我需要做的是创建一个序列数组来输入keras神经网络。例如,假设一个id有以下较小的数据集:
id time features
1 0 [1,2,3]
1 1 [4,5,6]
1 2 [7,8,9]
所需的数据格式为:
[[[1,2,3]
[0,0,0]
[0,0,0]],
[[1,2,3],
[4,5,6],
[0,0,0]],
[[1,2,3],
[4,5,6],
[7,8,9]]]
我可以使用keras包中的pad_sequences
函数添加[0,0,0]行,因此我真正需要能够为所有ID创建以下数组
[[[1,2,3]],
[[1,2,3],
[4,5,6]],
[[1,2,3],
[4,5,6],
[7,8,9]]]
我能想到的唯一方法是使用循环,比如:
x = []
for i in range(10000):
user = x_train[i]
arr = []
for j in range(30):
arr.append(user[0:j])
x.append(arr)
不过,循环解决方案是不可行的。我有904批10000个唯一ID,每个ID有30个观察值。我将一次收集一批数据到numpy阵列中,这样numpy解决方案就可以了。使用RDD的pyspark解决方案将非常棒。
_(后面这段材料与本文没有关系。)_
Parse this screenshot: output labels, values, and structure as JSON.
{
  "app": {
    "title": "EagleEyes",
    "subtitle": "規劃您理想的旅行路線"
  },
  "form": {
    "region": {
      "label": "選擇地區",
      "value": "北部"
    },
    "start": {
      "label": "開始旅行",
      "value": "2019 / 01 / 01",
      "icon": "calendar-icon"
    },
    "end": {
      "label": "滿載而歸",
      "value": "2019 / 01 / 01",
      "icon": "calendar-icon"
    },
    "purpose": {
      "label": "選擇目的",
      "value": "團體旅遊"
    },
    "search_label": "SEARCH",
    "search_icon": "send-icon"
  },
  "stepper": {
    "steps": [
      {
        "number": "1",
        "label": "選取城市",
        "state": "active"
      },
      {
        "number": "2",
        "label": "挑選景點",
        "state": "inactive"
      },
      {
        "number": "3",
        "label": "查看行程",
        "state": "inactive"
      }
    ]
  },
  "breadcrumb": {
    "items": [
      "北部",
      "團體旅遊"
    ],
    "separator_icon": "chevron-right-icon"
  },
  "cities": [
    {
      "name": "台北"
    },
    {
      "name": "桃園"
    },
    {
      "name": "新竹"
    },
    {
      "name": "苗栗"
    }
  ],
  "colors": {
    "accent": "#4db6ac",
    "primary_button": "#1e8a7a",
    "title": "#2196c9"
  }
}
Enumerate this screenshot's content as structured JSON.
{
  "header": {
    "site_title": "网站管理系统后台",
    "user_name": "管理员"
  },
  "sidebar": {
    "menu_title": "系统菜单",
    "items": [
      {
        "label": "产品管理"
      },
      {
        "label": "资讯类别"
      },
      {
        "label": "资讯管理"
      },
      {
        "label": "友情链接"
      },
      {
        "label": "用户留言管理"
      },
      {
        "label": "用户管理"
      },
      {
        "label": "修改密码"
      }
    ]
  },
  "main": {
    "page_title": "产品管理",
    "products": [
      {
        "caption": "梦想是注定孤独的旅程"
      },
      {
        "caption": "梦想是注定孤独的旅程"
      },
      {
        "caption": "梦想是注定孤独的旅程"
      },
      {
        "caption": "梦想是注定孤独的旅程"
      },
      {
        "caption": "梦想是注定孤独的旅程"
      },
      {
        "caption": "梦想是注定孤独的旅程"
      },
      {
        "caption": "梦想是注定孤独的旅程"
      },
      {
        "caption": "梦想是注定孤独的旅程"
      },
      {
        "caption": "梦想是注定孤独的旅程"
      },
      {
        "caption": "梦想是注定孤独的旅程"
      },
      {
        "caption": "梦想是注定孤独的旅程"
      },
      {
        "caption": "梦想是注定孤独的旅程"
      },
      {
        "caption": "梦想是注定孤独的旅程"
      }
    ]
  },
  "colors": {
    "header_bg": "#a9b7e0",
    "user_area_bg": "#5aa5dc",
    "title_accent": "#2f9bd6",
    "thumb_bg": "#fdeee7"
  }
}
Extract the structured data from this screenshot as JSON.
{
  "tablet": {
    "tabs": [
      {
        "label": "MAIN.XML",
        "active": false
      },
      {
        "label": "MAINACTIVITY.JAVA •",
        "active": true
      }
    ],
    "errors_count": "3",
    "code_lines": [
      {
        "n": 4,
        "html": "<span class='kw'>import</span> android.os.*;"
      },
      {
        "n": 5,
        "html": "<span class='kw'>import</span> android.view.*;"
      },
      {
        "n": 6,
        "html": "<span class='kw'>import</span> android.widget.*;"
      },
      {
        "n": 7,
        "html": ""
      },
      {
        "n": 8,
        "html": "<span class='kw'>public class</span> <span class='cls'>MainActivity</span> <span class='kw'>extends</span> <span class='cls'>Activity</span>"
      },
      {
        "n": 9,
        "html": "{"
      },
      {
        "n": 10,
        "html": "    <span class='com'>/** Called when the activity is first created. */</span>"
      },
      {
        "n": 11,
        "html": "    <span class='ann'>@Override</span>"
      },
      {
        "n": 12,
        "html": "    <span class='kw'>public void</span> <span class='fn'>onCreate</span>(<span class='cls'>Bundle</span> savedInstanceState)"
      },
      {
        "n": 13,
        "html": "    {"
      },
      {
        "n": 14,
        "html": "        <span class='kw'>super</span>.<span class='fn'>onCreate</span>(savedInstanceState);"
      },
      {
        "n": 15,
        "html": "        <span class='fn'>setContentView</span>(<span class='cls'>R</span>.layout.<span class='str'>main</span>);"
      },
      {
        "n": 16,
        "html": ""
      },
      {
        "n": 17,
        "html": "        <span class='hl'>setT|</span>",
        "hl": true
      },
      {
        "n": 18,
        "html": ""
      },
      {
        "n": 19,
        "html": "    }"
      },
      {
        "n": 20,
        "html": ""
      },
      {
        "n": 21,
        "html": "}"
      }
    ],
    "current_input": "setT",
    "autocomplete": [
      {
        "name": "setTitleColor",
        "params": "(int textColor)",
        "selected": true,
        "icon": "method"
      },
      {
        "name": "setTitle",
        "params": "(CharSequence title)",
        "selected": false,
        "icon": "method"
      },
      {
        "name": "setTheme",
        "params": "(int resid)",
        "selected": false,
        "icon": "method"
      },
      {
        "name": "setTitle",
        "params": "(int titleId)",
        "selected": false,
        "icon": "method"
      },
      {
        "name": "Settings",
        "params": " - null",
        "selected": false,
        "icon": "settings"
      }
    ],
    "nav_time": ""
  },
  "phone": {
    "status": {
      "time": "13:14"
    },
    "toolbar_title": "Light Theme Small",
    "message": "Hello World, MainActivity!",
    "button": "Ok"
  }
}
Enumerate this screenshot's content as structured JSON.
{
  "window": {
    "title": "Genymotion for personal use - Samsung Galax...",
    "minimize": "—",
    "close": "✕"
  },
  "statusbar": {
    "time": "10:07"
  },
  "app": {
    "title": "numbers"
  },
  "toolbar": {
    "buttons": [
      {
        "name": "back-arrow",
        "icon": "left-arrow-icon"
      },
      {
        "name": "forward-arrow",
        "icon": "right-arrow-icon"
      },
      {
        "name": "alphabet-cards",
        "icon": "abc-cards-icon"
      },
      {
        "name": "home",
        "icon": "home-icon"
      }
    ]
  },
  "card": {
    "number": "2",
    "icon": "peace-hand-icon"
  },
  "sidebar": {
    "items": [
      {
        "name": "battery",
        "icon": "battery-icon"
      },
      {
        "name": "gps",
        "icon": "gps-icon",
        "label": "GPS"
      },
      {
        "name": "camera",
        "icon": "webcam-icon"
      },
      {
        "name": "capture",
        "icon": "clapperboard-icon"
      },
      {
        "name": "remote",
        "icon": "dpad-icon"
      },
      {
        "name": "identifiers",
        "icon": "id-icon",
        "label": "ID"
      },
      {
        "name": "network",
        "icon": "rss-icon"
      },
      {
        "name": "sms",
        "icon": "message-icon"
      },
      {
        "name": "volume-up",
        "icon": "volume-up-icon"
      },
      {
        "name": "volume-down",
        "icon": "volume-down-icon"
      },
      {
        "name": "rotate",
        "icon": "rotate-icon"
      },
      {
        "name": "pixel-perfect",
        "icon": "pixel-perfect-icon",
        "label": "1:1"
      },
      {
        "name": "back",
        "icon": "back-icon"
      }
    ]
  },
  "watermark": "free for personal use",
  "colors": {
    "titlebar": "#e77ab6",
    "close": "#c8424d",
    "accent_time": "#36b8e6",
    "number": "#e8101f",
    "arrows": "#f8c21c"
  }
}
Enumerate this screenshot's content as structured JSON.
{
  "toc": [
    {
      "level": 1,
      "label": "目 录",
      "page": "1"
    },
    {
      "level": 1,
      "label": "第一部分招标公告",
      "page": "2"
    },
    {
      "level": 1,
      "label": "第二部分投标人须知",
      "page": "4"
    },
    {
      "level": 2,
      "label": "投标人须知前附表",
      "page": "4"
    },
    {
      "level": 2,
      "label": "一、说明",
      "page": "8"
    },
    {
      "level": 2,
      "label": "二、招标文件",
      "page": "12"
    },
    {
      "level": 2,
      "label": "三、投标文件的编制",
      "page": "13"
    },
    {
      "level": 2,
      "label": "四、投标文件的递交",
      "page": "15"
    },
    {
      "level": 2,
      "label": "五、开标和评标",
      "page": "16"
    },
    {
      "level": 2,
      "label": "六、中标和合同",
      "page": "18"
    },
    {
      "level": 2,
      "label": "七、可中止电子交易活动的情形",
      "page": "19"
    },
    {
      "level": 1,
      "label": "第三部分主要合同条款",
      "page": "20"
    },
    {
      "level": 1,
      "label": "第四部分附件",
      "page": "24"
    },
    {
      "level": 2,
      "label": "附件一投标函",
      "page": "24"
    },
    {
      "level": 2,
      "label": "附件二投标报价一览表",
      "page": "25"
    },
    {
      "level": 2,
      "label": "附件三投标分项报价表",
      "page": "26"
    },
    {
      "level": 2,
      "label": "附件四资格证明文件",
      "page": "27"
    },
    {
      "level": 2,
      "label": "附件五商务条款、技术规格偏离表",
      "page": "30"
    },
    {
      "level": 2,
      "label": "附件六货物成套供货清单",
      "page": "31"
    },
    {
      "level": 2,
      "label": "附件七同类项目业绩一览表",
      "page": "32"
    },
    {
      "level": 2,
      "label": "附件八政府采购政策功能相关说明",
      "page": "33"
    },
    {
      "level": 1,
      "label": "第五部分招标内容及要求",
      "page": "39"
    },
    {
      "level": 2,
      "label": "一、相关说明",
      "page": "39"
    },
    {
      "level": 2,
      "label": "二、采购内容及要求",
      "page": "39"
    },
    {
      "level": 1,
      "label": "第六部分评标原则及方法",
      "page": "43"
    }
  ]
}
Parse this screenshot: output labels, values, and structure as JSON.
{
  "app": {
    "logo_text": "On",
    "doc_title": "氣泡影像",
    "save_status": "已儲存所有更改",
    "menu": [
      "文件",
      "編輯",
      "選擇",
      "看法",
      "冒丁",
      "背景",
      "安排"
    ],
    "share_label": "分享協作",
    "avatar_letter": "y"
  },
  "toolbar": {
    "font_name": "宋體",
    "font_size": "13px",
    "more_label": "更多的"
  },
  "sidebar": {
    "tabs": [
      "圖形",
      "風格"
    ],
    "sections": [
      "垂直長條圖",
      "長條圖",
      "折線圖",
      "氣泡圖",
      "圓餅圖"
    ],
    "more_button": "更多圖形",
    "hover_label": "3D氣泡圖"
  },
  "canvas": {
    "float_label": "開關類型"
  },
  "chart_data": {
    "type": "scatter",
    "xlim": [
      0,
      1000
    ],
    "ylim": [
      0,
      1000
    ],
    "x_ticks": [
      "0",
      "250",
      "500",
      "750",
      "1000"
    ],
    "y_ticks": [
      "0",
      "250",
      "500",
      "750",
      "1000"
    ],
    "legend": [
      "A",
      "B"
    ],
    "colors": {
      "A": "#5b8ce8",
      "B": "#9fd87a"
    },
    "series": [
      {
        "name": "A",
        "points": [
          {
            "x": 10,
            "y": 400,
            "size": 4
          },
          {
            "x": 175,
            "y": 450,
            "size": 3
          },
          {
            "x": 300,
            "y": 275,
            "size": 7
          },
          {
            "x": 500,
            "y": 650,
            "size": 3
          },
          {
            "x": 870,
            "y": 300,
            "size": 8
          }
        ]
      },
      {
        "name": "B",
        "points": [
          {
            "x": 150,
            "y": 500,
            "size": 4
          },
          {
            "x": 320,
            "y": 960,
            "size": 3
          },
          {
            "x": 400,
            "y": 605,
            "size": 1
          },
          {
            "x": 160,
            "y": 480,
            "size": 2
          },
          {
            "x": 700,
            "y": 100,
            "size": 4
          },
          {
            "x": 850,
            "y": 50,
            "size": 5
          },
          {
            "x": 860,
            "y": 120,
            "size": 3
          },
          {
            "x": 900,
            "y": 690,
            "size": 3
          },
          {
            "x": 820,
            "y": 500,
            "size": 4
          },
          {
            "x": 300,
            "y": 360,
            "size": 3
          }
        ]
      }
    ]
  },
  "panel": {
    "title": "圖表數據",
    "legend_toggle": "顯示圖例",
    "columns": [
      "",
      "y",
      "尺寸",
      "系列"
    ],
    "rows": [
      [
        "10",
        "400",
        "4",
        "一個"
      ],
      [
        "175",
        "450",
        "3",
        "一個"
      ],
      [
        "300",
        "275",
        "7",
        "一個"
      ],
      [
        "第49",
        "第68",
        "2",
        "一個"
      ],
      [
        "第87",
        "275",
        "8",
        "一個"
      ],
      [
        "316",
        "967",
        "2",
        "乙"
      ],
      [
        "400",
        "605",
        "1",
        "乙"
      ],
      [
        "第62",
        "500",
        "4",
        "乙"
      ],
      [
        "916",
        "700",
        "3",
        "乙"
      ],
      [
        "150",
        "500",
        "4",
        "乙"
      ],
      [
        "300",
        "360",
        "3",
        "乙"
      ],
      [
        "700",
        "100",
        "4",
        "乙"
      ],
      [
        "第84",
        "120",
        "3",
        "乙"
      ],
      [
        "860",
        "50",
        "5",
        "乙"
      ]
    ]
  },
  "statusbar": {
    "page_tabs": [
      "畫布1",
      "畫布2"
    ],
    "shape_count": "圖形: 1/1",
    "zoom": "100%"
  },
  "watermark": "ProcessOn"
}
使用
映射的东西
也许?这里有一个numpy解决方案,它创建了所需的输出,包括零。
它使用triu_指数创建“累积时间序列结构”:
输出:
small example [[[[76 53 48]
[ 0 0 0]
[ 0 0 0]
[ 0 0 0]]
[[76 53 48]
[46 59 76]
[ 0 0 0]
[ 0 0 0]]
[[76 53 48]
[46 59 76]
[62 39 17]
[ 0 0 0]]
[[76 53 48]
[46 59 76]
[62 39 17]
[61 90 69]]]
[[[68 32 20]
[ 0 0 0]
[ 0 0 0]
[ 0 0 0]]
[[68 32 20]
[47 11 72]
[ 0 0 0]
[ 0 0 0]]
[[68 32 20]
[47 11 72]
[30 3 9]
[ 0 0 0]]
[[68 32 20]
[47 11 72]
[30 3 9]
[28 73 78]]]]
time needed for big example 0.2251 secs
你为什么不按照这些思路做点什么呢:
dict1 = {}
for tuple1 in your_collection:
if tuple1 ['id'] not in dict1:
###if we've never seen the id then add a list of lists of feature lists as entry
dict1 [tuple1['id']] = [[tuple1['features']]]
else:
##if we've seen this ID then take the previous (n-1)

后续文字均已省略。